La mancanza di interesse per la vita e le sue manifestazioni più elevate ha illuso l’uomo che l’equilibrio sia nella continuità della sua sussistenza. E quando si trova davanti all’incertezza, a un punto di domanda così gigantesco, c’è poco da fare, se la fa sotto.

Sono passati i tempi delle conquiste, della fame: ora la nostra fame è anch’essa stupida, fame di cose che si trovano sugli scaffali. E anche da un punto di vista della più alta estetica, questa battaglia a suon di carrelli della spesa ci rende ridicolmente brutti.

Nonostante ci siano quelli che invocano a gran voce la chiusura delle fabbriche, il giorno in cui non ci fosse più il biscottino di quella marca o il formaggio di Vattelapesca, inutile dire di no, saremmo gettati nel caos.

Le battaglie, in questo nostro secolo così privo di un vero spessore sociale, si combattono a suon di luoghi comuni, gettando tutto nel calderone, paragonando cose imparagonabili; andando controcorrente solamente per il gusto di dire qualcosa di impopolare.

Il fatto è che quasi nessuno ha idee impopolari che siano allo stesso tempo anche intelligenti. No. Infatti, non per battere sempre sullo stesso tasto, quando non si leggono due righe nemmeno a morire e si vive del nulla, si è poi incapaci persino di formulare un pensiero accettabile, figuriamoci uno intelligente e al contempo alternativo!

Ho letto persone paragonare l’astio verso quelli che pretendono di andare a correre in questo momento, al razzismo. Giuro, l’ho letto più di una volta.

Ho letto gente mettere tutto insieme, ciò di cui si ha bisogno, come la chiarezza e disapprovazione per chi disattende le disposizioni, con l’inutile di quelli che vorrebbero disattendere le disposizioni perché è spuntato loro un foruncolo sul naso e devono andare al Pronto soccorso.

Ho letto gente che paragona costantemente l’odio palesato verso gli scemi del quartiere, che fanno come vogliono anche quando muoiono seicento persone al giorno, con l’odio per i migranti.

Da un lato un sentimento d’astio legittimato dalla situazione, dall’altro la mancanza totale di sentimento umano davanti a povera gente disperata.

Questo appiattimento di valori, questa incapacità di legittimare ciò che è legittimo distinguendolo da ciò che è solamente umano, è un problema che ci vede protagonisti di questo secolo in cui le gare sono sempre “alla meno”.

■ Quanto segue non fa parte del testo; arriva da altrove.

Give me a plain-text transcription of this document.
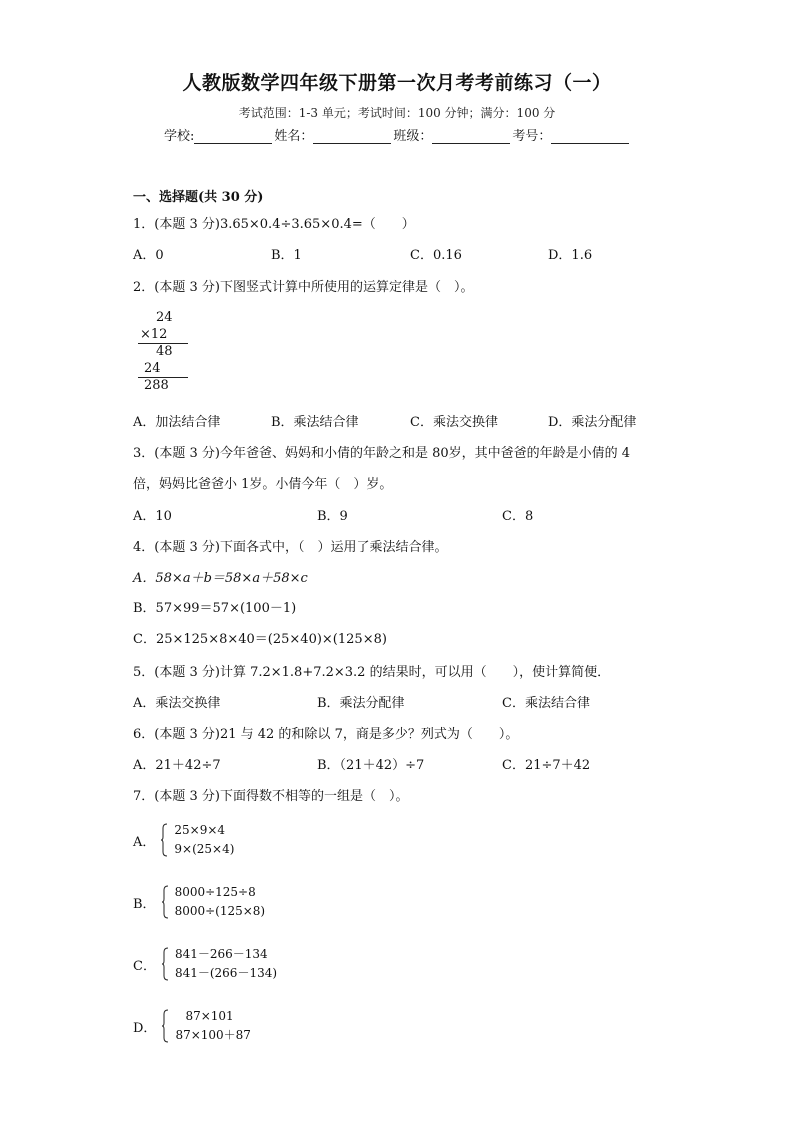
人教版数学四年级下册第一次月考考前练习（一）
考试范围：1-3 单元；考试时间：100 分钟；满分：100 分
学校:	姓名：	班级：	考号：
一、选择题(共 30 分)
1．(本题 3 分)3.65×0.4÷3.65×0.4=（　　）
A．0	B．1	C．0.16	D．1.6
2．(本题 3 分)下图竖式计算中所使用的运算定律是（　）。
24
×12
48
24
288
A．加法结合律	B．乘法结合律	C．乘法交换律	D．乘法分配律
3．(本题 3 分)今年爸爸、妈妈和小倩的年龄之和是 80岁，其中爸爸的年龄是小倩的 4
倍，妈妈比爸爸小 1岁。小倩今年（　）岁。
A．10	B．9	C．8
4．(本题 3 分)下面各式中，（　）运用了乘法结合律。
A．58×a＋b＝58×a＋58×c
B．57×99＝57×(100－1)
C．25×125×8×40＝(25×40)×(125×8)
5．(本题 3 分)计算 7.2×1.8+7.2×3.2 的结果时，可以用（　　），使计算简便．
A．乘法交换律	B．乘法分配律	C．乘法结合律
6．(本题 3 分)21 与 42 的和除以 7，商是多少？列式为（　　）。
A．21＋42÷7	B．（21＋42）÷7	C．21÷7＋42
7．(本题 3 分)下面得数不相等的一组是（　）。
A．
25×9×4
9×(25×4)
B．
8000÷125÷8
8000÷(125×8)
C．
841－266－134
841－(266－134)
D．
87×101
87×100＋87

Non so come finire questo pezzo di oggi, se non dicendo che l’equilibrio non sta nel silenzio forzato e dato dall’incapacità di formulare un pensiero intelligente. L’equilibrio sta nel capire quando due cose hanno la stessa gravità, prima di paragonarle gettandole in un minestrone; parlare se si ha qualcosa di vagamente intelligente da dire.

Non so se andrà tutto bene, francamente. So che andrà come deve andare: a volte è sano e saggio arrendersi a quest’unica certezza.